Bullion for immediate delivery traded at $1,579.40 an ounce at 3:20 p.m. in Singapore from $1,578.97 yesterday. The metal is up 0.2 percent this week following a four-week slump. Silver slid 0.2 percent to $28.8625 an ounce, also retreating for a second day. The dollar strengthened against a six-currency basket before the report that may show U.S. employers added more jobs in February.
The same economic optimism that depressed gold is boosting platinum and palladium, which are used in the auto and other industries, Dooley said. Platinum gained 0.4 percent to $1,601.50 an ounce, and was set for a 1.8 percent increase this week, snapping three weeks of declines. Palladium was little changed at $758.05 an ounce.
GRAINS, OILSEEDS, SOFT COMMODITIES
Soybeans climbed after export sales from the U.S. jumped to the highest level since January before a government report that may show global supplies will decline.
The contract for delivery in May rose as much as 0.4 percent to $14.79 a bushel on the Chicago Board of Trade and was at $14.7875 by 1:31 p.m. in Singapore, on a trading volume that was 57 percent less than the 100-day average for that time of day. Futures are set for a 2.4 percent advance this week.
Corn for May delivery gained 0.3 percent to $6.93 a bushel, set for a 2.2 percent loss this week. That puts soybeans at 2.13 times the cost of corn, compared with an average of 2.43 times in the past decade. Both compete for acreage.
Wheat for May delivery was little changed at $6.9575 a bushel, poised for a weekly loss of 3.4 percent.
Palm oil headed for the biggest weekly gain in more than a month on speculation that stockpiles in Malaysia, the world’s second-largest producer, may decline as demand rebounds.

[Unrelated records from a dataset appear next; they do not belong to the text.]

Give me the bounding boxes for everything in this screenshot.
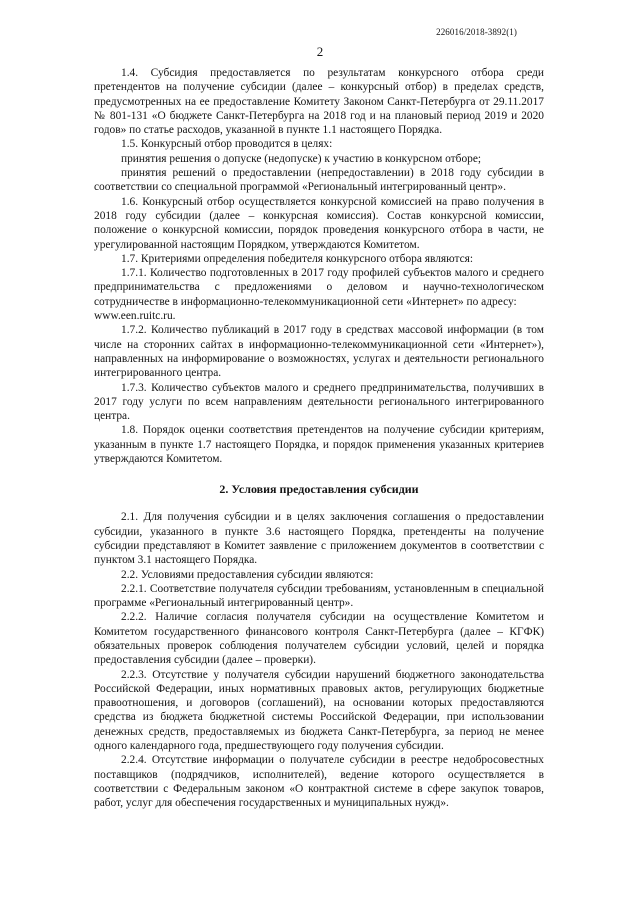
paragraph-2-2: 2.2. Условиями предоставления субсидии являются: (121, 568, 374, 581)
paragraph-1-7-1: 1.7.1. Количество подготовленных в 2017 году профилей субъектов малого и среднего предпринимательства с предложениями о деловом и научно-технологическом сотрудничестве в информационно-телекоммуникационной сети «Интернет» по адресу: (94, 267, 544, 308)
paragraph-1-5: 1.5. Конкурсный отбор проводится в целях: (121, 138, 333, 151)
paragraph-1-5-item-1: принятия решения о допуске (недопуске) к участию в конкурсном отборе; (121, 152, 482, 165)
paragraph-2-2-4: 2.2.4. Отсутствие информации о получателе субсидии в реестре недобросовестных поставщиков (подрядчиков, исполнителей), ведение которого осуществляется в соответствии с Федеральным законом «О контрактной системе в сфере закупок товаров, работ, услуг для обеспечения государственных и муниципальных нужд». (94, 754, 544, 810)
paragraph-1-4: 1.4. Субсидия предоставляется по результатам конкурсного отбора среди претендентов на получение субсидии (далее – конкурсный отбор) в пределах средств, предусмотренных на ее предоставление Комитету Законом Санкт-Петербурга от 29.11.2017 № 801-131 «О бюджете Санкт-Петербурга на 2018 год и на плановый период 2019 и 2020 годов» по статье расходов, указанной в пункте 1.1 настоящего Порядка. (94, 67, 544, 137)
document-id: 226016/2018-3892(1) (436, 27, 517, 37)
paragraph-1-7-2: 1.7.2. Количество публикаций в 2017 году в средствах массовой информации (в том числе на сторонних сайтах в информационно-телекоммуникационной сети «Интернет»), направленных на информирование о возможностях, услугах и деятельности регионального интегрированного центра. (94, 324, 544, 380)
page-number: 2 (316, 44, 324, 59)
paragraph-1-7: 1.7. Критериями определения победителя конкурсного отбора являются: (121, 252, 474, 265)
paragraph-1-8: 1.8. Порядок оценки соответствия претендентов на получение субсидии критериям, указанным в пункте 1.7 настоящего Порядка, и порядок применения указанных критериев утверждаются Комитетом. (94, 424, 544, 466)
paragraph-2-2-3: 2.2.3. Отсутствие у получателя субсидии нарушений бюджетного законодательства Российской Федерации, иных нормативных правовых актов, регулирующих бюджетные правоотношения, и договоров (соглашений), на основании которых предоставляются средства из бюджета бюджетной системы Российской Федерации, при использовании денежных средств, предоставляемых из бюджета Санкт-Петербурга, за период не менее одного календарного года, предшествующего году получения субсидии. (94, 668, 544, 753)
document-body (94, 66, 544, 811)
paragraph-1-5-item-2: принятия решений о предоставлении (непредоставлении) в 2018 году субсидии в соответствии со специальной программой «Региональный интегрированный центр». (94, 167, 544, 194)
paragraph-1-7-3: 1.7.3. Количество субъектов малого и среднего предпринимательства, получивших в 2017 году услуги по всем направлениям деятельности регионального интегрированного центра. (94, 381, 544, 423)
paragraph-2-2-1: 2.2.1. Соответствие получателя субсидии требованиям, установленным в специальной программе «Региональный интегрированный центр». (94, 582, 544, 610)
paragraph-2-2-2: 2.2.2. Наличие согласия получателя субсидии на осуществление Комитетом и Комитетом государственного финансового контроля Санкт-Петербурга (далее – КГФК) обязательных проверок соблюдения получателем субсидии условий, целей и порядка предоставления субсидии (далее – проверки). (94, 611, 544, 667)
paragraph-1-7-1-url: www.een.ruitc.ru. (94, 310, 176, 323)
paragraph-1-6: 1.6. Конкурсный отбор осуществляется конкурсной комиссией на право получения в 2018 году субсидии (далее – конкурсная комиссия). Состав конкурсной комиссии, положение о конкурсной комиссии, порядок проведения конкурсного отбора в части, не урегулированной настоящим Порядком, утверждаются Комитетом. (94, 195, 544, 251)
section-2-heading: 2. Условия предоставления субсидии (219, 482, 419, 497)
paragraph-2-1: 2.1. Для получения субсидии и в целях заключения соглашения о предоставлении субсидии, указанного в пункте 3.6 настоящего Порядка, претенденты на получение субсидии представляют в Комитет заявление с приложением документов в соответствии с пунктом 3.1 настоящего Порядка. (94, 511, 544, 567)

The contract for May delivery gained as much as 0.7 percent to 2,451 ringgit ($789) a metric ton on the Malaysia Derivatives Exchange, before trading at 2431 ringgit at 11:37 a.m. in Kuala Lumpur. Futures have advanced 2.7 percent this week, the biggest such increase since the five days ended Feb. 1.
Rubber booked the best weekly gain this year as Japan’s currency slid to the lowest level in three-and-a-half years against the dollar, boosting the appeal of yen-denominated contracts.
The contract for delivery in August jumped 2.3 percent to 298.2 yen a kilogram ($3,127 a metric ton) on the Tokyo Commodity Exchange, the highest settlement since Feb. 20. Futures advanced 5 percent this week, the best performance since the week through Dec. 28.